The chosen one was the ZFP algorithm (Lindstrom, 2014; Diffenderfer et al., 2019), with the wrapper ZfpCompression.jl, because it can handle different levels of lossy compression with different parametrizations that allow more control over throughput, space-saving and decompressed image quality. It is a lossy and lossless compression algorithm that can compress arrays of floating point numbers targeting numerical simulations. The main argument for its creation was that simulations usually have barely any size decrease when using lossless compression, as can be seen in Table 4 of Ratanaworabhan et al. (2006), given that the numbers are all floating point with very little room for deduplication techniques commonly employed by this kind of algorithm. However, lossy compression can use thresholding/truncation techniques to decrease the size of the array. However, it has to be careful to keep the signal-to-noise ratio lower so that it does not reduce the accuracy of the simulation. The ZFP algorithm allows users to control how much accuracy, throughput or precision is necessary for their specific problem and is highly parallelizable. Thus, the package described in this paper uses it in the backend by leveraging the ZfpCompression.jl package.
The package SequentialCompression.jl described in this report can compress a collection of arrays, fed to a data structure sequentially, and decompress arrays in any order by simple linear indexing. It has two compressors; one compresses whole arrays and saves them in a long binary vector in memory, and the other splits each array on its last dimension and compresses and saves each piece to one or several data storage devices, with one file per CPU thread. The former will be called the ''in-memory'' compressor, and the latter the ''multifile'' compressor. It aims to provide a simple interface to compress and access these arrays.
The interface of the described package provides much functionality in the form of optional keyword arguments for the constructor. The user can control what compressor he wants to use and specify a prediction of the number of arrays to be compressed to optimize the in-memory compressor. For the multi-file compressor, the user can specify a folder containing all compressed array slice files or different folders in different devices to maximize bandwidth.

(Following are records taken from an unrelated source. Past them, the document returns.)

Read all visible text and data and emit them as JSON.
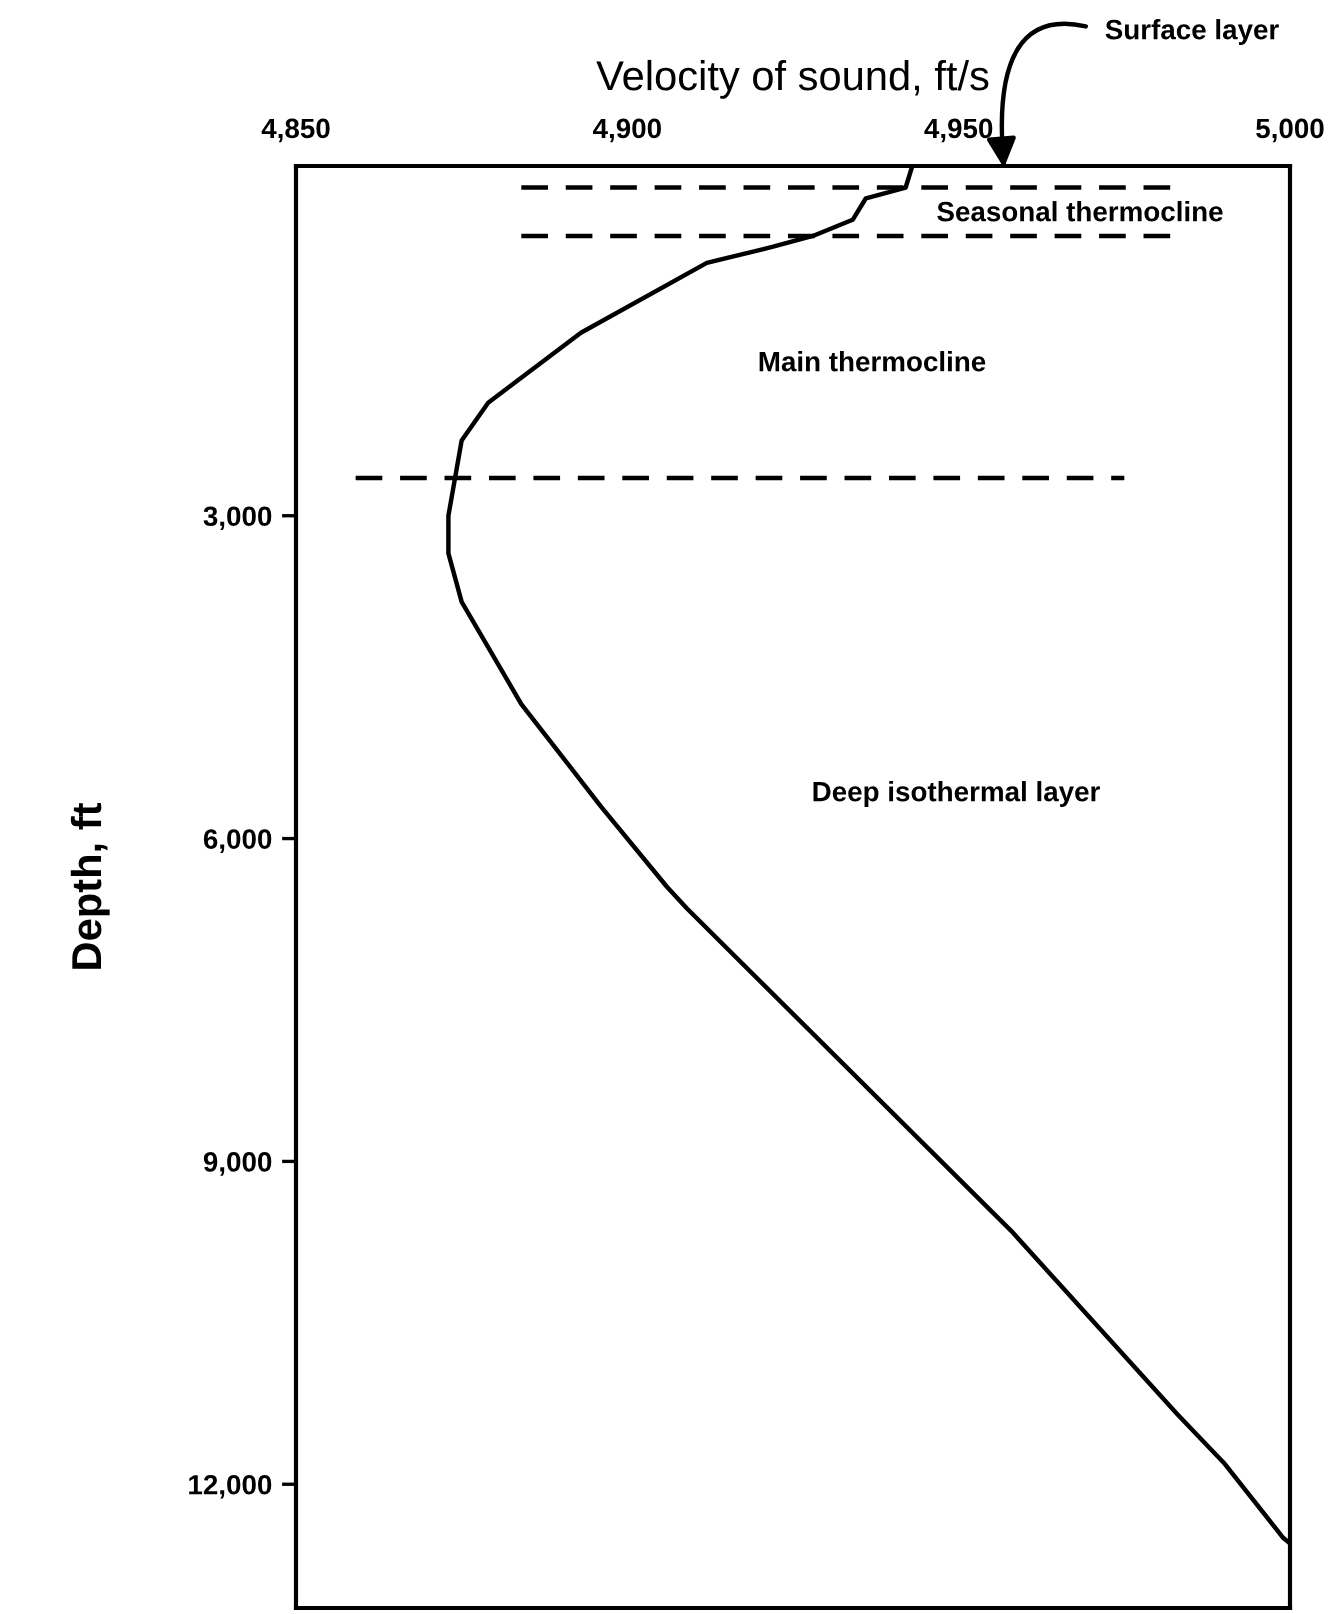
{
  "chart_data": {
    "type": "line",
    "xlabel": "Velocity of sound, ft/s",
    "ylabel": "Depth, ft",
    "series": [
      {
        "color": "#000000",
        "line_style": "solid",
        "x": [
          4943,
          4942,
          4936,
          4934,
          4928,
          4922,
          4912,
          4893,
          4879,
          4875,
          4873,
          4873,
          4875,
          4884,
          4896,
          4906,
          4909,
          4958,
          4983,
          4990,
          4999,
          5000
        ],
        "values": [
          -250,
          -50,
          50,
          250,
          400,
          500,
          650,
          1300,
          1950,
          2300,
          3000,
          3350,
          3800,
          4750,
          5700,
          6450,
          6650,
          9650,
          11350,
          11800,
          12500,
          12550
        ]
      },
      {
        "color": "#000000",
        "line_style": "dashed",
        "x": [
          4884,
          4983
        ],
        "values": [
          -50,
          -50
        ]
      },
      {
        "color": "#000000",
        "line_style": "dashed",
        "x": [
          4884,
          4983
        ],
        "values": [
          400,
          400
        ]
      },
      {
        "color": "#000000",
        "line_style": "dashed",
        "x": [
          4859,
          4975
        ],
        "values": [
          2650,
          2650
        ]
      }
    ],
    "xlim": [
      4850,
      5000
    ],
    "ylim": [
      13150,
      -250
    ],
    "xticks": [
      {
        "value": 4850,
        "label": "4,850"
      },
      {
        "value": 4900,
        "label": "4,900"
      },
      {
        "value": 4950,
        "label": "4,950"
      },
      {
        "value": 5000,
        "label": "5,000"
      }
    ],
    "yticks": [
      {
        "value": 3000,
        "label": "3,000"
      },
      {
        "value": 6000,
        "label": "6,000"
      },
      {
        "value": 9000,
        "label": "9,000"
      },
      {
        "value": 12000,
        "label": "12,000"
      }
    ],
    "annotations": [
      "Surface layer",
      "Seasonal thermocline",
      "Main thermocline",
      "Deep isothermal layer"
    ],
    "grid": false,
    "legend": false
  }
}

The purpose of this package is to facilitate the usage of lossy compression of iterative processes such as physical simulations, where it is frequent to have arrays of the same size at each iteration. Depending on the number of threads, the performance obtained with the multifile compressor is between saving the array into disk and another higher dimensional array. In summary, it has the functionality and performance to be easily integrated into simulation research workflows.
I'm currently a PhD student in Physics applied to Geophysics in the Signal Analysis and Imaging Group, at the University of Alberta. Both my bachelor and master's are in Geophysics, from the Universidade Federal da Bahia, in Brazil. My interests are HPC, Seismic imaging and inversion, and Julia!

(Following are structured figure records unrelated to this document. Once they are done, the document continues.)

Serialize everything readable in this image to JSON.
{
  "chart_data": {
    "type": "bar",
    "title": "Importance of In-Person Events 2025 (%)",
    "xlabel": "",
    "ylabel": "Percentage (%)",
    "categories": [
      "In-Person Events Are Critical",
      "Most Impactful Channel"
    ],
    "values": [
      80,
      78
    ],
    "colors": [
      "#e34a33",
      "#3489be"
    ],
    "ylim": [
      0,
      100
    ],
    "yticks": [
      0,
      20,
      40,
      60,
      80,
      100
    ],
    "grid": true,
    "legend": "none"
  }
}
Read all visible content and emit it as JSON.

In 1988, I earned a Geophysics degree from the National University of La Plata, Argentina, and moved to Canada in 1993 for graduate studies. I completed my Ph.D. in Geophysics at the University of British Columbia in 1996, followed by a postdoctoral fellowship. I then joined the University of Alberta as a faculty member in the Physics Department, becoming a tenured professor in 2001 and a full professor in 2007. I served as Chair of Physics from 2010 to 2015 and was re-appointed in 2016, concluding my second term in June 2021. At Alberta, I established an applied research Geophysics group and supervised around 60 graduate students.